What are the advantages of using such a model?

  1. The poisson-link families have the flexibility of a delta model, which in practice is often helpful for better predictions. This could be checked with AIC, or better yet, cross validation.

  2. Like other delta models, there is a decomposition of the process into two theoretical parts. This can help interpretation (or can make things more complicated to interpret!). Here, these parts can be rearranged to represent two ways of thinking about those two components (\(n\) and \(w\) or \(p\) and \(r\)).

  3. Compared to a traditional delta-gamma model that has a logit and log link, the two linear predictors have log links, so their coefficients are interpretable as multiplicative effects, and their effects can be combined. E.g., their coefficients can be added in log space or their predictions can be added in log space to generate a single response curve for a given predictor.

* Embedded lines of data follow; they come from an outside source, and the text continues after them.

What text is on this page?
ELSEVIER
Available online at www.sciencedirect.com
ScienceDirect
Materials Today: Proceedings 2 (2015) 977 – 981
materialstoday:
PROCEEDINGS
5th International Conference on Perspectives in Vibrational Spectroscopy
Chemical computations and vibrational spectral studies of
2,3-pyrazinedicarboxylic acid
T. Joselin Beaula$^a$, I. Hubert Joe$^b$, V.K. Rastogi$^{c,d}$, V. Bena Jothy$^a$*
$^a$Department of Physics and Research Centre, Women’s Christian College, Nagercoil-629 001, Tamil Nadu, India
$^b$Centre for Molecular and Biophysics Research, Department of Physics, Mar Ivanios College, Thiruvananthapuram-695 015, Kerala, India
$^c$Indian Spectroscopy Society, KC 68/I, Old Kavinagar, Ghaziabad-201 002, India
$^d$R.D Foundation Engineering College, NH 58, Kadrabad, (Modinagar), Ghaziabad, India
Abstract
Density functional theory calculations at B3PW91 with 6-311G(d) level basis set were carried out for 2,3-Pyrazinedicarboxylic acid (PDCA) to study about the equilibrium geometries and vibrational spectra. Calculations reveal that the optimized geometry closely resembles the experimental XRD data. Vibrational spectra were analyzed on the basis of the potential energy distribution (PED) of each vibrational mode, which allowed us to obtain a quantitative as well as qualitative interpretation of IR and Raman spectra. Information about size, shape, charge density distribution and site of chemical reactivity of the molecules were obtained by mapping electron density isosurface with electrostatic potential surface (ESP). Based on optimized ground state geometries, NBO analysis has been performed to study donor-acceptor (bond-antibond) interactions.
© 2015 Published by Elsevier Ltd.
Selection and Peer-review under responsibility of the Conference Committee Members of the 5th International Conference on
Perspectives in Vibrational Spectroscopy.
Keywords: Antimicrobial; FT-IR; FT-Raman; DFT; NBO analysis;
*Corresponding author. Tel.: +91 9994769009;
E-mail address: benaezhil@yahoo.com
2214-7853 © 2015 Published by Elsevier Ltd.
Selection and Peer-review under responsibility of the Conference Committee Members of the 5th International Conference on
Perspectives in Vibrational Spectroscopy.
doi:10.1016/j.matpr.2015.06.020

Where does the offset come in?

The offset is added to the linear predictor for \(\log n\), i.e., exp(offset) * n. For example if \(a\) represents area swept (a measure of effort) and log area swept is entered into the model as the ‘offset’, then,

\[ p = 1 - \exp(-a \cdot n). \]

Therefore, the encounter probability goes to 1 as area swept (effort) and underlying group numbers density increase towards infinity. This gets carried over to the positive rate \(r\) via \(p\) as \(r = nw/p\).

I can only guess. The cloglog function is derived from the theory of a Poisson and although the cloglog function appears in the ‘Poisson-link’ model, the interaction of the two model components makes it different from a pure cloglog and so I assume it needed another name.

These equations don’t look anything like the sdmTMB source code!

That’s because the calculations have to be done in log space for computational stability and some calculations are fastest and most stable if done slightly differently from how they are most easily described in equations above.


Thorson, J.T. (2018). Three problems with the conventional delta-model for biomass sampling data, and a computationally efficient alternative. Canadian Journal of Fisheries and Aquatic Sciences, 75, 1369–1382.